En octobre 2025, Gabriel Rufyiri, président de l'organe de surveillance anticorruption OLUCOME, a révélé que le Burundi avait exporté des minéraux d'une valeur de 26 milliards de francs burundais l'année dernière, mais qu'aucun revenu n'avait été déposé dans le trésor public.

« Si vous allez sur le marché international, à Dubaï ou ailleurs, vous trouvez des tonnes d'or, de coltan, de cassitérite et de wolframite », a déclaré Rufyiri. « La question est : où va l'argent ? »

S'adressant directement au président, Twagirayezu a cité plusieurs déclarations publiques dans lesquelles Ndayishimiye se plaignait de l'influence de ces élites, y compris des remarques faites lors d'une campagne de propreté urbaine, d'une visite à l'Office burundais des recettes (OBR), et de réunions avec des responsables supervisant le secteur des pierres précieuses.

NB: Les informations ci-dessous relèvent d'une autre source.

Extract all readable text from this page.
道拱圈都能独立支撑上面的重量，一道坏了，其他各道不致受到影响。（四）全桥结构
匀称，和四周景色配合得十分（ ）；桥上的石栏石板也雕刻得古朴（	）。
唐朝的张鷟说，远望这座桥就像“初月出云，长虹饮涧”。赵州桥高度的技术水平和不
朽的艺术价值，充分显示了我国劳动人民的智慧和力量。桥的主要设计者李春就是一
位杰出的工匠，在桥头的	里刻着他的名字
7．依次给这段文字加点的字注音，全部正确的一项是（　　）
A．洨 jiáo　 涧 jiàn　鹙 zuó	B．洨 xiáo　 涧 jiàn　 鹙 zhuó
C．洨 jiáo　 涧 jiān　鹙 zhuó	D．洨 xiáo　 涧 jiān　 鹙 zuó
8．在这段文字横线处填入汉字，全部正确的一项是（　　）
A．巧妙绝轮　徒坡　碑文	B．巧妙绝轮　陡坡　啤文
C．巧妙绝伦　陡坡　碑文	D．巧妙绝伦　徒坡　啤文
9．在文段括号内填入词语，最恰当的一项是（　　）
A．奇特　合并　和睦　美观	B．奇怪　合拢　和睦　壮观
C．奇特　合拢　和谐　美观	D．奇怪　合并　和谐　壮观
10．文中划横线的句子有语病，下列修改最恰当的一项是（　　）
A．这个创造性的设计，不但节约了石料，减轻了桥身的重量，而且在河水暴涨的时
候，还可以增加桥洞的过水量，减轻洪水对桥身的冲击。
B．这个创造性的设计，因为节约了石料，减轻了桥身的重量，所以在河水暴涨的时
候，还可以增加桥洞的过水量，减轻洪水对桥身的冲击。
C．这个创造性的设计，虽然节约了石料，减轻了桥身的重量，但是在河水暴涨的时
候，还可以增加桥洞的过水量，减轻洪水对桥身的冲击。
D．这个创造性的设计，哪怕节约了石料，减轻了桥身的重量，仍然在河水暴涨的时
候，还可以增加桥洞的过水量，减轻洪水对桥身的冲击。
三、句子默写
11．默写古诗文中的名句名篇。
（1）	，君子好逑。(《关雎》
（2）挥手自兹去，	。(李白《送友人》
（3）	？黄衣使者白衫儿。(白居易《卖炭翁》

« Vous avez dit : ‘Ces grands hommes en Jeep sont ce contre quoi nous luttons’ », a rappelé Twagirayezu. « À l'OBR, vous avez dit : ‘Tous les gens que j'ai nommés sont des pilleurs.’ À Kayanza, vous avez nommé des commerçants et dit : ‘Ce sont des voleurs qui exportent illégalement des pierres précieuses.’ »

Twagirayezu a rappelé au président qu'il avait été élu par le peuple et investi de l'autorité de chef d'État, arguant qu'aucun individu ne devrait être plus puissant que lui.

« Nous avons élu un président - vous », a-t-il déclaré. « Si ces personnes sont trop puissantes pour vous, alors dites-nous qui elles sont et demandez au peuple de vous aider. »

En réponse, le président Ndayishimiye a déclaré que le Burundi est une démocratie, et qu'il ne peut pas gouverner par la force arbitraire comme le faisaient autrefois les monarques.

« Nous ne sommes pas dans une monarchie », a-t-il dit. « Le pays n'appartient pas au chef de l'État. Le président doit suivre la loi. »

Concernant le vol de minéraux, Ndayishimiye a reconnu que certaines personnes impliquées sont connues mais a déclaré qu'il reste difficile de déterminer les quantités exactes qui sont passées en contrebande. Il a cité Rainbow Burundi, une entreprise qu'il a dit exporter officiellement jusqu'à 2 000 tonnes de minéraux.

Le président a exhorté les citoyens à dénoncer d'autres suspects, affirmant que cela permettrait aux autorités de prendre des mesures légales contre eux.